Letters were also sent to all MECs requesting support for the intervention and requesting dates within the next 3 months for MECs to engage the community on specific matters, including the implementation of projects, as resolved by Cabinet on 01 September 2014. • The Administrator has commenced with drafting a comprehensive recovery plan for the municipality, including input and projects from other sector departments. • Upon the expiry of the 14-day period, a Notice, outlining the determined functions and powers of the Administrator, will be published on the Gazette, as required in terms of section 35(2) of the Local Government: Municipal Structures Act, 1998.

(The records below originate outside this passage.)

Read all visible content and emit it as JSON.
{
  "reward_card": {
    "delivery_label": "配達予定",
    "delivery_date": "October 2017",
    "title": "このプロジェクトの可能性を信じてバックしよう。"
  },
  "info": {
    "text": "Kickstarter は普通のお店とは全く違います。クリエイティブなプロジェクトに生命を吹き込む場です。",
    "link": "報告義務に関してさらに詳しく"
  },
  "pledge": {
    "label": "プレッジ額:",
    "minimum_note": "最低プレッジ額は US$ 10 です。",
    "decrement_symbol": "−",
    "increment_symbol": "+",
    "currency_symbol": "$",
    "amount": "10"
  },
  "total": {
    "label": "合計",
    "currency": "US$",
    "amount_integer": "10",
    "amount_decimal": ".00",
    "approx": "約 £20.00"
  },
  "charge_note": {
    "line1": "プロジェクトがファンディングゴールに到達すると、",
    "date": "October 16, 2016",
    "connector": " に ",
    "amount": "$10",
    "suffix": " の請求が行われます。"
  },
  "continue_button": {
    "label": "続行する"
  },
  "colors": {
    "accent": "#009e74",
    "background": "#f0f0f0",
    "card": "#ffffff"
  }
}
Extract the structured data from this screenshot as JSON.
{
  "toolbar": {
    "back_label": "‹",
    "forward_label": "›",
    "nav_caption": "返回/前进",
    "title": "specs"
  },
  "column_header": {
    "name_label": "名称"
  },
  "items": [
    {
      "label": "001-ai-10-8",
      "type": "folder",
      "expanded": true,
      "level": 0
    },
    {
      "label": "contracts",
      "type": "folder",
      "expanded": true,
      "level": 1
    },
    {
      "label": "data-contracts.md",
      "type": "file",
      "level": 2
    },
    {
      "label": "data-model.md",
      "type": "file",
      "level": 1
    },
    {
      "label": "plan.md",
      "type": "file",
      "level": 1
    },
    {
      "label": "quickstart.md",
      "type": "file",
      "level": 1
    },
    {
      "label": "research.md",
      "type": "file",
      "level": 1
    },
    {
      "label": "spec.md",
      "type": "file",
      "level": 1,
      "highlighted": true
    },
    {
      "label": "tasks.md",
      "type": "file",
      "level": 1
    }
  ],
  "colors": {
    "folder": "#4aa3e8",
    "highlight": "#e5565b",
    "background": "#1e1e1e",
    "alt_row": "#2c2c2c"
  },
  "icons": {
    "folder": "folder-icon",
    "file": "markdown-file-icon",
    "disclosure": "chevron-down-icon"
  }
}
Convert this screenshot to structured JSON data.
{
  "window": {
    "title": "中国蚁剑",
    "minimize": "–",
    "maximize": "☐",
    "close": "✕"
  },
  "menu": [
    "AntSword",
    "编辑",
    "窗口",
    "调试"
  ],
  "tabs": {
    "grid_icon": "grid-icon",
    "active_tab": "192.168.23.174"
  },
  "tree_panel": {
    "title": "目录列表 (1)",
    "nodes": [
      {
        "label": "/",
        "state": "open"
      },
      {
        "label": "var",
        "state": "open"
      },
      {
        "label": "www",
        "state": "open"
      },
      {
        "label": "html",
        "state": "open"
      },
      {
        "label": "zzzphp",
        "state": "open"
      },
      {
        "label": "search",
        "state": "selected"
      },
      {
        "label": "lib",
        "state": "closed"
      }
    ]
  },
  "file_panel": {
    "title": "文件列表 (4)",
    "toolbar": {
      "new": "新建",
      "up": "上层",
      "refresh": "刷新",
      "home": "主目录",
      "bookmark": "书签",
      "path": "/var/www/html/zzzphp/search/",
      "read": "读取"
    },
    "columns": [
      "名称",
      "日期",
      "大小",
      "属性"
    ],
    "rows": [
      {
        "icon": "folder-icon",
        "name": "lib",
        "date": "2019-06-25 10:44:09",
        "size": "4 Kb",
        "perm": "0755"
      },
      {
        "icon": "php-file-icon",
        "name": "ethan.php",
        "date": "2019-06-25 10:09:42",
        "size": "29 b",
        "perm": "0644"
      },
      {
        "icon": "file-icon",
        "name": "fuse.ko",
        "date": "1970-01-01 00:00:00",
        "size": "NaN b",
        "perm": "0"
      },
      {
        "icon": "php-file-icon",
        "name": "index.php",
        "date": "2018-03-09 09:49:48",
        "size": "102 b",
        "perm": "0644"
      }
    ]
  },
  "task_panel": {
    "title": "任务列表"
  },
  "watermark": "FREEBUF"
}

The resolution of the Executive Council was informed by the need to restore the confidence of the communities. • The challenges at the municipality were maladministration, power games, failure to govern and a lot of issues that have nothing to do with the constitutional mandate of local government. • I will be monitoring the activities of this council closely and will also be required to report to the Executive Council regularly.
In light of the above-mentioned reasons, the Committee is requested to consider approving the intervention in terms of section 139(1)(c) of the Constitution at Mpofanamunicipality, in order for: • the Administrator to develop and implement an intensive intervention recovery plan to ensure that delivery of services is restored to normality; and • new elections to be held at the municipality • The Committee will be briefed on progress of the intervention on a quarterly basis or as determined by the Committee.